Il dialogo con Grillo e Berlusconi
Senza attribuire a Renzi virtù napoleoniche, che non è il caso data la sua già considerevole autostima, in queste ore stiamo assistendo di nuovo a una prova di capacità tattica. Quando si ripetono alcune costanti si intuisce che ci sia del metodo: aprire tavoli di trattativa – magari più apparente che reale – appena gli interlocutori/avversari entrano per qualche motivo in una fase di difficoltà.
L’atteggiamento di Renzi verso Berlusconi è diventato perfino paradigmatico, con quella disponibilità al dialogo che ha fatto parlare di resurrezione dell’ex Cavaliere perché appunto è intervenuta nel momento di sua massima difficoltà dopo l’esclusione dal parlamento e l’autoreclusione all’opposizione.
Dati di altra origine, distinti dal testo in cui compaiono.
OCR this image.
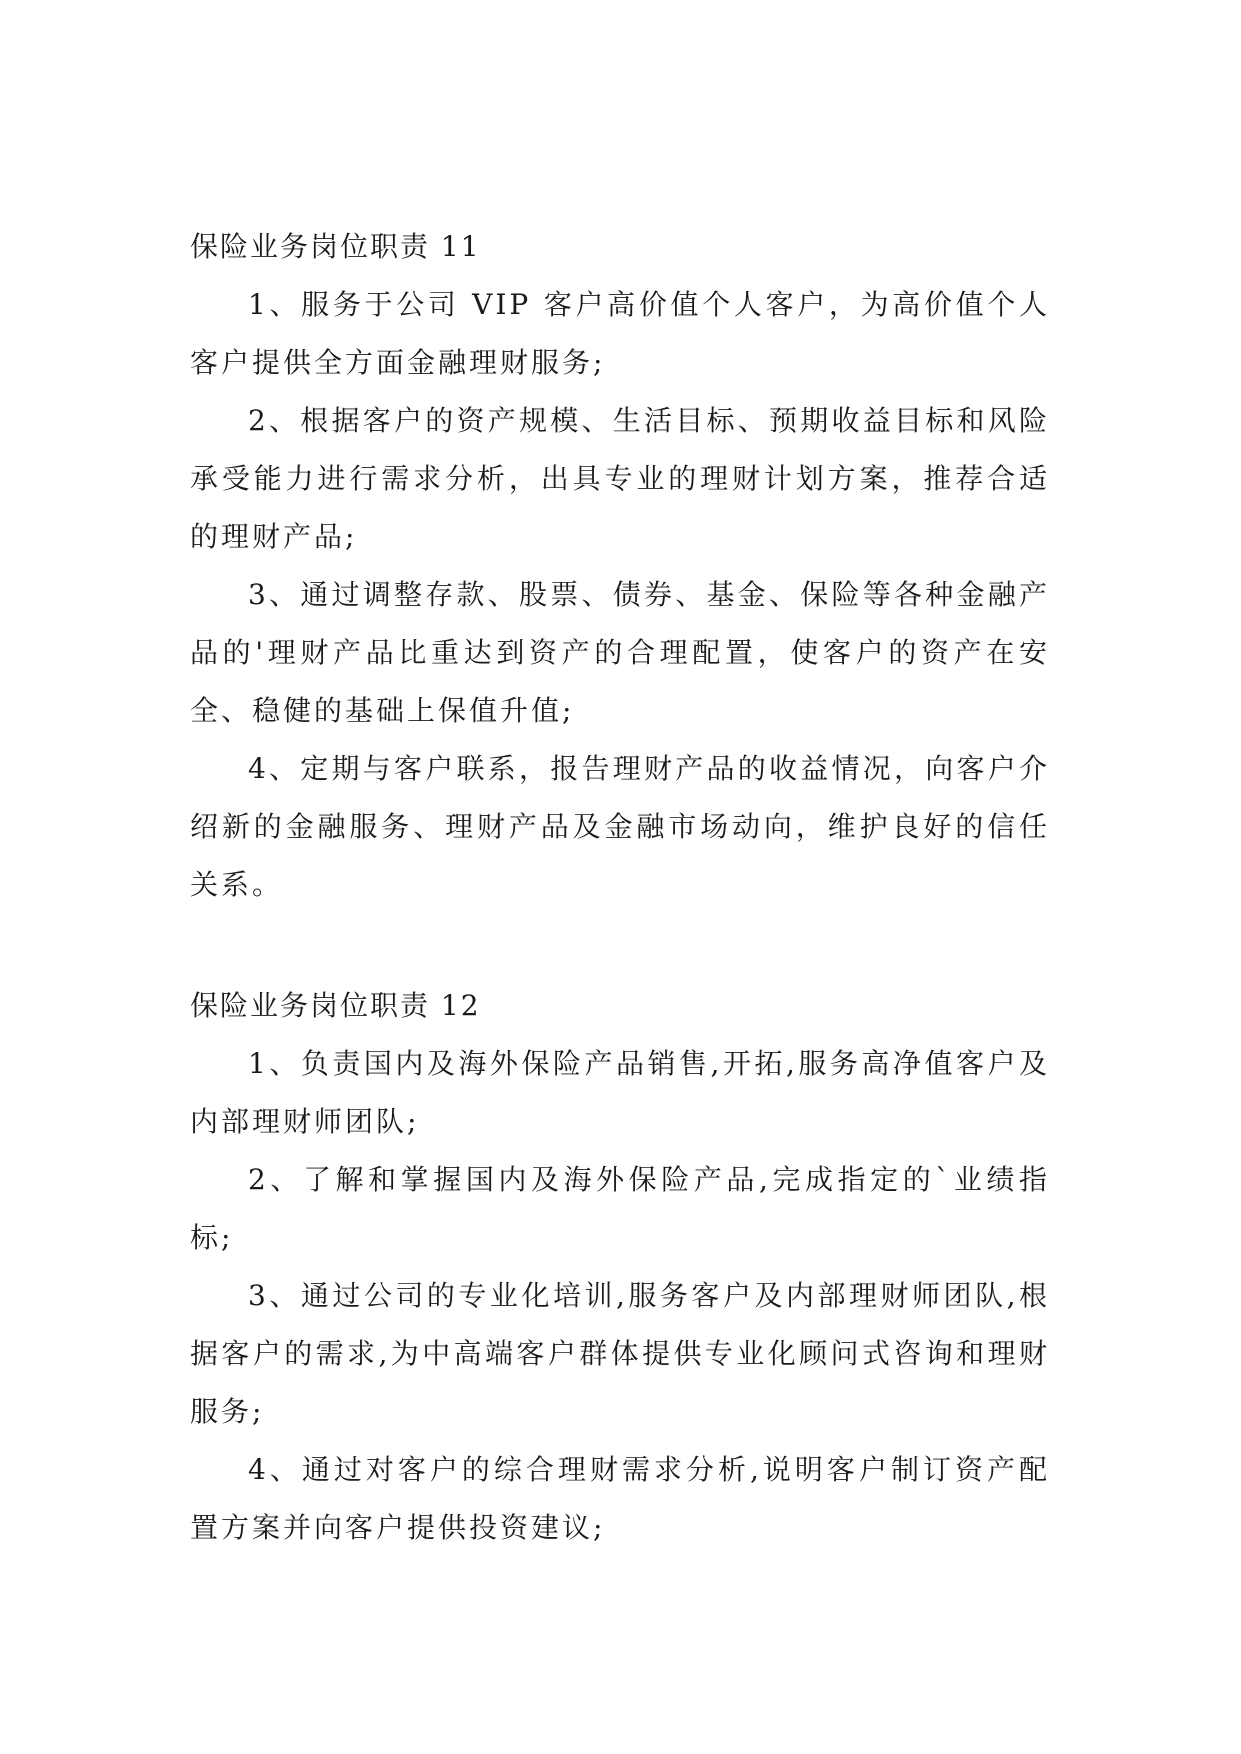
保险业务岗位职责 11

1、服务于公司 VIP 客户高价值个人客户，为高价值个人客户提供全方面金融理财服务;

2、根据客户的资产规模、生活目标、预期收益目标和风险承受能力进行需求分析，出具专业的理财计划方案，推荐合适的理财产品;

3、通过调整存款、股票、债券、基金、保险等各种金融产品的'理财产品比重达到资产的合理配置，使客户的资产在安全、稳健的基础上保值升值;

4、定期与客户联系，报告理财产品的收益情况，向客户介绍新的金融服务、理财产品及金融市场动向，维护良好的信任关系。

保险业务岗位职责 12

1、负责国内及海外保险产品销售,开拓,服务高净值客户及内部理财师团队;

2、了解和掌握国内及海外保险产品,完成指定的`业绩指标;

3、通过公司的专业化培训,服务客户及内部理财师团队,根据客户的需求,为中高端客户群体提供专业化顾问式咨询和理财服务;

4、通过对客户的综合理财需求分析,说明客户制订资产配置方案并向客户提供投资建议;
A distanza di otto mesi, è abbastanza acclarato che il massimo beneficiario di quel patto con lo storico avversario ridotto all’asfissia politica sia stato Renzi. Tant’è vero che l’effetto dura ancora, se si guarda alle curve dei sondaggi, alle analisi sul Pd catch-all-party e all’attualità più stretta: Berlusconi che interviene di persona per rassicurare i suoi dell’intenzione di rimanere in campo, e coerentemente lascia aperta la porta alla revisione del patto sull’Italicum. Un eventuale rilancio della leadership berlusconiana si sposa in effetti più con un sistema che forzi alla riunificazioni delle sigle ora disperse che alla ricostruzione di una coalizione che per Forza Italia implicherebbe cessioni d’ogni tipo.
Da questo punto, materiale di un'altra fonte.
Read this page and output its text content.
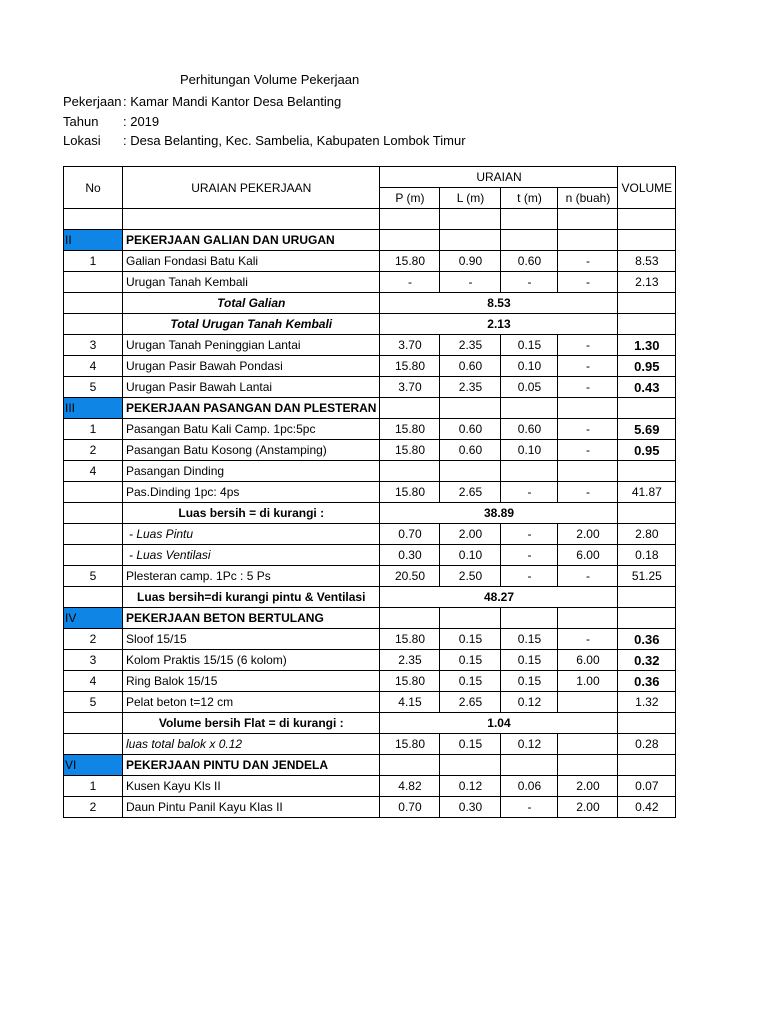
Perhitungan Volume Pekerjaan
Pekerjaan: Kamar Mandi Kantor Desa Belanting
Tahun : 2019
Lokasi : Desa Belanting, Kec. Sambelia, Kabupaten Lombok Timur
No	URAIAN PEKERJAAN	URAIAN				VOLUME
		P (m)	L (m)	t (m)	n (buah)	

II	PEKERJAAN GALIAN DAN URUGAN					
1	Galian Fondasi Batu Kali	15.80	0.90	0.60	-	8.53
	Urugan Tanah Kembali	-	-	-	-	2.13
	Total Galian	8.53				
	Total Urugan Tanah Kembali	2.13				
3	Urugan Tanah Peninggian Lantai	3.70	2.35	0.15	-	1.30
4	Urugan Pasir Bawah Pondasi	15.80	0.60	0.10	-	0.95
5	Urugan Pasir Bawah Lantai	3.70	2.35	0.05	-	0.43
III	PEKERJAAN PASANGAN DAN PLESTERAN					
1	Pasangan Batu Kali Camp. 1pc:5pc	15.80	0.60	0.60	-	5.69
2	Pasangan Batu Kosong (Anstamping)	15.80	0.60	0.10	-	0.95
4	Pasangan Dinding					
	Pas.Dinding 1pc: 4ps	15.80	2.65	-	-	41.87
	Luas bersih = di kurangi :	38.89				
	- Luas Pintu	0.70	2.00	-	2.00	2.80
	- Luas Ventilasi	0.30	0.10	-	6.00	0.18
5	Plesteran camp. 1Pc : 5 Ps	20.50	2.50	-	-	51.25
	Luas bersih=di kurangi pintu & Ventilasi	48.27				
IV	PEKERJAAN BETON BERTULANG					
2	Sloof 15/15	15.80	0.15	0.15	-	0.36
3	Kolom Praktis 15/15 (6 kolom)	2.35	0.15	0.15	6.00	0.32
4	Ring Balok 15/15	15.80	0.15	0.15	1.00	0.36
5	Pelat beton t=12 cm	4.15	2.65	0.12		1.32
	Volume bersih Flat = di kurangi :	1.04				
	luas total balok x 0.12	15.80	0.15	0.12		0.28
VI	PEKERJAAN PINTU DAN JENDELA					
1	Kusen Kayu Kls II	4.82	0.12	0.06	2.00	0.07
2	Daun Pintu Panil Kayu Klas II	0.70	0.30	-	2.00	0.42
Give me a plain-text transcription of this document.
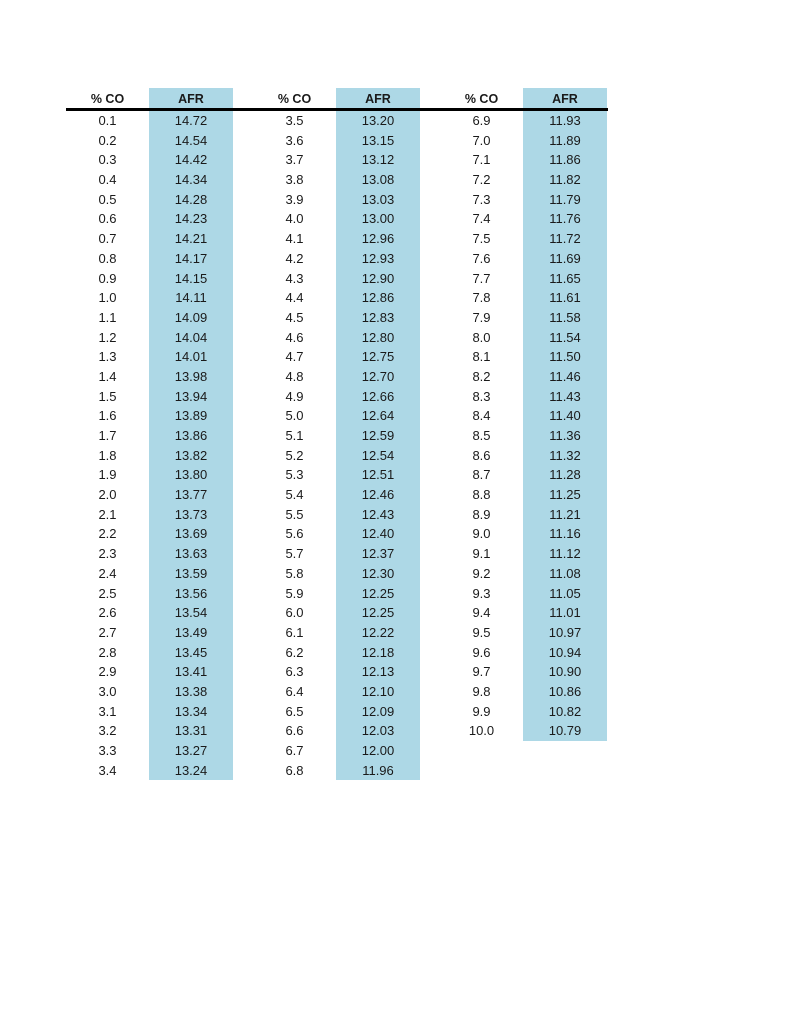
% CO
0.1
0.2
0.3
0.4
0.5
0.6
0.7
0.8
0.9
1.0
1.1
1.2
1.3
1.4
1.5
1.6
1.7
1.8
1.9
2.0
2.1
2.2
2.3
2.4
2.5
2.6
2.7
2.8
2.9
3.0
3.1
3.2
3.3
3.4
AFR
14.72
14.54
14.42
14.34
14.28
14.23
14.21
14.17
14.15
14.11
14.09
14.04
14.01
13.98
13.94
13.89
13.86
13.82
13.80
13.77
13.73
13.69
13.63
13.59
13.56
13.54
13.49
13.45
13.41
13.38
13.34
13.31
13.27
13.24
% CO
3.5
3.6
3.7
3.8
3.9
4.0
4.1
4.2
4.3
4.4
4.5
4.6
4.7
4.8
4.9
5.0
5.1
5.2
5.3
5.4
5.5
5.6
5.7
5.8
5.9
6.0
6.1
6.2
6.3
6.4
6.5
6.6
6.7
6.8
AFR
13.20
13.15
13.12
13.08
13.03
13.00
12.96
12.93
12.90
12.86
12.83
12.80
12.75
12.70
12.66
12.64
12.59
12.54
12.51
12.46
12.43
12.40
12.37
12.30
12.25
12.25
12.22
12.18
12.13
12.10
12.09
12.03
12.00
11.96
% CO
6.9
7.0
7.1
7.2
7.3
7.4
7.5
7.6
7.7
7.8
7.9
8.0
8.1
8.2
8.3
8.4
8.5
8.6
8.7
8.8
8.9
9.0
9.1
9.2
9.3
9.4
9.5
9.6
9.7
9.8
9.9
10.0
AFR
11.93
11.89
11.86
11.82
11.79
11.76
11.72
11.69
11.65
11.61
11.58
11.54
11.50
11.46
11.43
11.40
11.36
11.32
11.28
11.25
11.21
11.16
11.12
11.08
11.05
11.01
10.97
10.94
10.90
10.86
10.82
10.79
Per ora siamo ancora alla teoria politologica, il dossier sulla legge elettorale s’è appena riaperto. E guarda caso, nelle stesse ore, Renzi e i suoi intraprendono un’altra manovra tattica con effetto sorpresa. Su un altro tavolo, e ovviamente obbligati da una situazione di necessità (l’incapacità delle camere di nominare i giudici costituzionali), eppure torna la costante di prima. Perché anche in questo caso l’interlocutore è un avversario acerrimo preso in un momento di difficoltà: Cinquestelle scosso da tensioni causate soprattutto dalla autoemarginazione parlamentare.
A Grillo (e a Di Maio) Renzi offre la possibilità di giocare una partita, al limite portando a casa il risultato di aver affondato nomine duramente avversate. Bene per M5S adesso, se sapranno cogliere l’attimo. Meglio per Renzi in prospettiva, se potrà far balenare a Forza Italia il pericolo di un capovolgimento di fronte e di sistema sulla riforma elettorale.
Probabilmente non ci sarà bisogno di usarli, intanto però i due forni sono accesi.